While the CDC report was blunt in categorizing adolescents as mentally troubled, neither the report, quoted authorities, nor the media reports I listened to or read would label the grownups who are swearing at, bullying, hitting, kicking and beating youth as the ones who are truly troubled. This phenomenon parallels the silence of authorities on the much steeper, 30-year rise in rates of middle-aged (the age group parenting teens) adults’ criminal arrest, imprisonment, suicide, gun killings and drug- and alcohol-related deaths.

Rather, all entities vaguely blamed the COVID-19 pandemic for these ills, while other commentators dubiously scapegoated “toxic” schools and, in past articles, younger-generation technologies like cell phones and cyber-interactions. COVID-19 put severe stresses on families. But the pandemic – like increasing drug abuse, gun violence, crime and suicidal difficulties among grownups – are not excuses for parents violently and emotionally abusing teenagers and children.

Nor is blaming the pandemic, schools, and peer interactions an excuse for those in charge to ignore those abuses while targeting youths for corrective treatment, a recommendation that comes dangerously close to positing counseling as a mechanism for making youths adjust to abusive conditions.
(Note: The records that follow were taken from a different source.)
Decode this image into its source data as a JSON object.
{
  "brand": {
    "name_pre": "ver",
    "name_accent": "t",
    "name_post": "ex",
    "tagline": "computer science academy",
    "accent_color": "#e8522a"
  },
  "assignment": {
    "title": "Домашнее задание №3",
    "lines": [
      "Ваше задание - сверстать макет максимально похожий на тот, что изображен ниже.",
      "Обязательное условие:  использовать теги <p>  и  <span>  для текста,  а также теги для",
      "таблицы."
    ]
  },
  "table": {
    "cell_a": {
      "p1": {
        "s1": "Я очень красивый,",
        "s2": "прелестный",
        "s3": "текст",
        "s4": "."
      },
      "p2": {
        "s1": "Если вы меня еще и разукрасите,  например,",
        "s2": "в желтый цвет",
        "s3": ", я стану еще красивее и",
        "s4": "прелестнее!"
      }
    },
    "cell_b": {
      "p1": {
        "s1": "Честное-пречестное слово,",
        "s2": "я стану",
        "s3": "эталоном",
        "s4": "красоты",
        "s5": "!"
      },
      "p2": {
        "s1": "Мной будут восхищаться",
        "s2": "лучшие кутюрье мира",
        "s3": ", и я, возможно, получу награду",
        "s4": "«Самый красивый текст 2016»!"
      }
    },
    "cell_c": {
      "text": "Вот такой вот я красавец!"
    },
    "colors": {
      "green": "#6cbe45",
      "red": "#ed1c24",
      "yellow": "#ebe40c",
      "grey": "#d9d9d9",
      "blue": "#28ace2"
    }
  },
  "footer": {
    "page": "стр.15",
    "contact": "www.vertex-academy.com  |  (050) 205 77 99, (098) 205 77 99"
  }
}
Although the CDC report recommended “comprehensive strategies that improve connections with others at home, in the community, and at school,” nowhere did it suggest mental health strategies aimed at abusive grownups. The recommendations for more counseling targeting students fail to note that helping victims of abuse recover is a very different issue than the intensive parent and family interventions needed to redirect abusers.

Tens of millions of American grownups and leaders of major institutions are severely troubled, inflicting high rates of poverty, lack of necessities (one-third of Black students reported “there was not enough food in their home during the pandemic”),unnecessary medication, arbitrary restrictions, and increasing abuses on young people.

The extremely disturbing practice of adults in power – whether in churches, civic organizations like the Boy Scouts, educational institutions from school boards to universities, sports entities led by the U.S. Olympic Committee, youth-serving organizations, police agencies, juvenile facilities, families, and other groups – to cover up abuses of children and youth in their charge, leave them exposed to dangers, defend and hide abusers, and deny responsibility appears to be near-universal. Many years often pass before abuses are redressed, and then only partially and sporadically. What is wrong with the thinking of grownups entrusted with power over the young?

Teenagers are not crazy to find adult attitudes, practices, and behaviors depressing. The institutional authorities, media reporters, health experts, and politicians in charge need to own up to their own issues rather than stigmatizing is young people’s healthy reactions against bad conditions imposed on them.